その後、1955年7月に「けい肺及び外傷性脊髄障害の療養等に関する特別保護法」が参議院で可決され、長期にわたる職業性疾患の場合は、手当支給を2年間延長されることになった。しかし、この法律で保護されたのは、法律が公布された日以降に打ち切り補償を受けた被災者だけで、それ以前の被災者は何の補償もなかった。

1958年3月「けい肺及び外傷性脊髄障害の治療等に関する臨時措置法」が可決され、さらに2年間の保護が延長された。同時に、政府は1960年度中に恒久保護対策を樹立するための法案を国会に提出する義務を負うことになった。そこで、労働大臣の諮問機関として公、労、使から各1人、計3人の委員で構成される「けい肺審議会」が設置された。

ところが、この審議会の席上、使用者側委員が、突然「脊髄障害を保護対象から除外せよ」と言う暴言を発した。

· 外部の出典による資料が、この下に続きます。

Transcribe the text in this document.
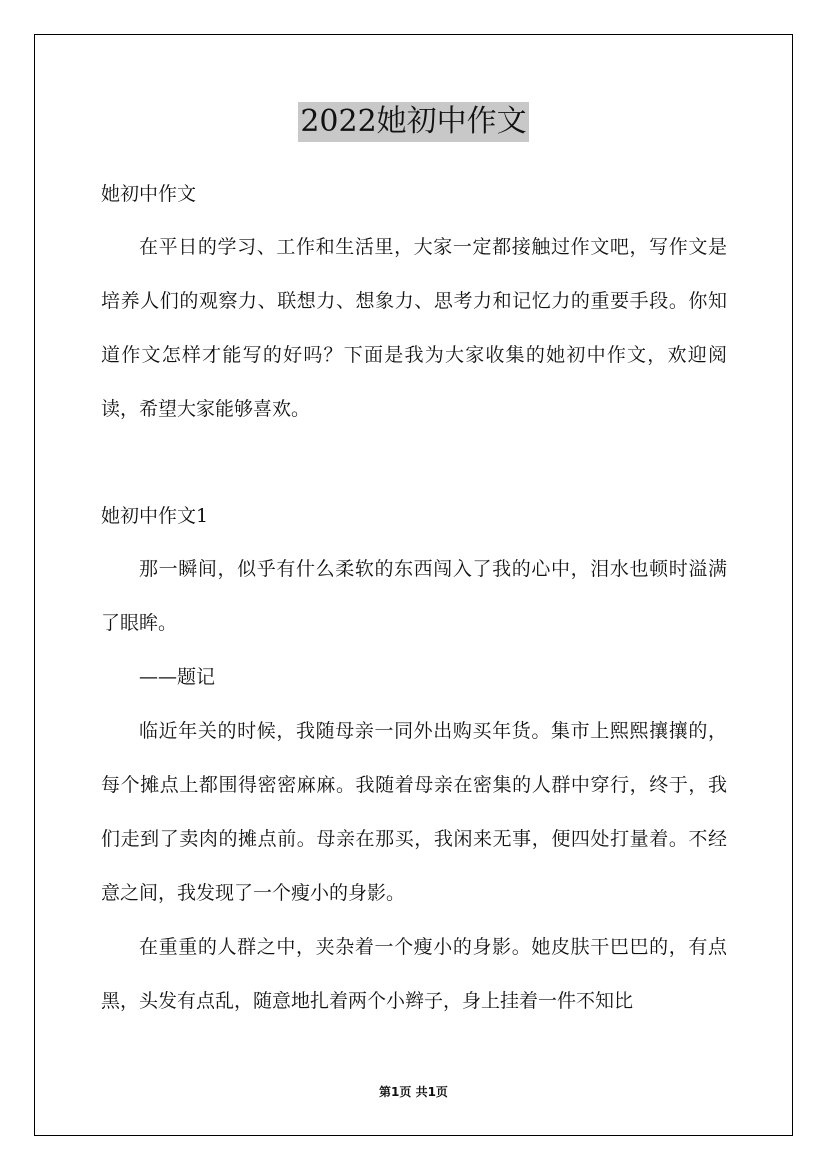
2022她初中作文

她初中作文

在平日的学习、工作和生活里，大家一定都接触过作文吧，写作文是培养人们的观察力、联想力、想象力、思考力和记忆力的重要手段。你知道作文怎样才能写的好吗？下面是我为大家收集的她初中作文，欢迎阅读，希望大家能够喜欢。

她初中作文1

那一瞬间，似乎有什么柔软的东西闯入了我的心中，泪水也顿时溢满了眼眸。

——题记

临近年关的时候，我随母亲一同外出购买年货。集市上熙熙攘攘的，每个摊点上都围得密密麻麻。我随着母亲在密集的人群中穿行，终于，我们走到了卖肉的摊点前。母亲在那买，我闲来无事，便四处打量着。不经意之间，我发现了一个瘦小的身影。

在重重的人群之中，夹杂着一个瘦小的身影。她皮肤干巴巴的，有点黑，头发有点乱，随意地扎着两个小辫子，身上挂着一件不知比

第1页 共1页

これを聞いて全国の脊損患者は、血が逆流せんばかりの怒りを覚えたと言われていた。

この暴言がきっかけとなり、国立療養所箱根病院の脊損患者が主導的になって、全国の脊損患者と大同団結して、使用者側委員の暴言「脊髄障害除外」を撤回させると固く決意して、全国の労災病院と主要な病院に入院している脊損患者に全国組織の結成を呼び掛けた。

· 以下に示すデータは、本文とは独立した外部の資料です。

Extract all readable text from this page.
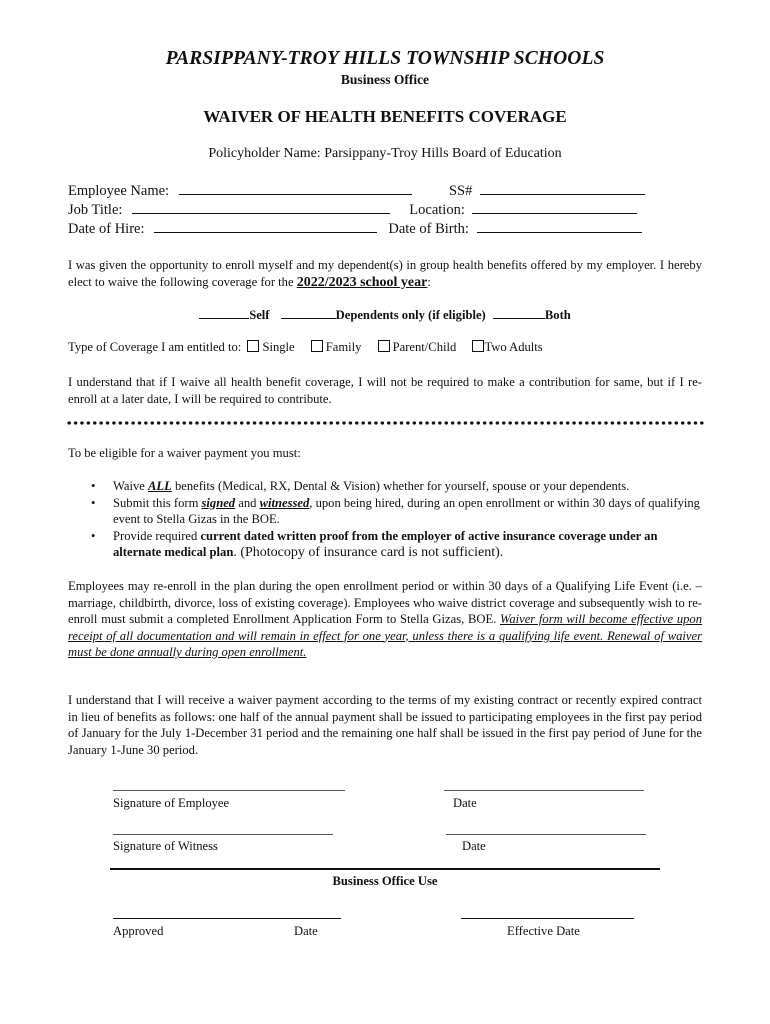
PARSIPPANY-TROY HILLS TOWNSHIP SCHOOLS
Business Office
WAIVER OF HEALTH BENEFITS COVERAGE
Policyholder Name: Parsippany-Troy Hills Board of Education
Employee Name:	SS#
Job Title:	Location:
Date of Hire:	Date of Birth:
I was given the opportunity to enroll myself and my dependent(s) in group health benefits offered by my employer. I hereby elect to waive the following coverage for the 2022/2023 school year:
Self	Dependents only (if eligible)	Both
Type of Coverage I am entitled to: Single Family Parent/Child Two Adults
I understand that if I waive all health benefit coverage, I will not be required to make a contribution for same, but if I re-enroll at a later date, I will be required to contribute.
To be eligible for a waiver payment you must:
• Waive ALL benefits (Medical, RX, Dental & Vision) whether for yourself, spouse or your dependents.
• Submit this form signed and witnessed, upon being hired, during an open enrollment or within 30 days of qualifying event to Stella Gizas in the BOE.
• Provide required current dated written proof from the employer of active insurance coverage under an alternate medical plan. (Photocopy of insurance card is not sufficient).
Employees may re-enroll in the plan during the open enrollment period or within 30 days of a Qualifying Life Event (i.e. – marriage, childbirth, divorce, loss of existing coverage). Employees who waive district coverage and subsequently wish to re-enroll must submit a completed Enrollment Application Form to Stella Gizas, BOE. Waiver form will become effective upon receipt of all documentation and will remain in effect for one year, unless there is a qualifying life event. Renewal of waiver must be done annually during open enrollment.
I understand that I will receive a waiver payment according to the terms of my existing contract or recently expired contract in lieu of benefits as follows: one half of the annual payment shall be issued to participating employees in the first pay period of January for the July 1-December 31 period and the remaining one half shall be issued in the first pay period of June for the January 1-June 30 period.
Signature of Employee	Date
Signature of Witness	Date
Business Office Use
Approved	Date	Effective Date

その結果、全国各県単位で22支部、900人の会員で構成する全国組織が集大成され、初代会長に伊藤治夫が就任し、早速、国会陳情や要望活動など療友会の活動が始まった。

この年の11月3日には、小金義照自民党組織委員長、田中正巳自民党社会部長、永山忠則衆議院議長、厚生、労働両省の幹部をわざわざ国立療養所箱根病院に招き、脊損の永久保護を直接陳情した。こうした活動の結果、1960年3月に『労災法』が改正され、待望の年金補償制度が導入されることになった。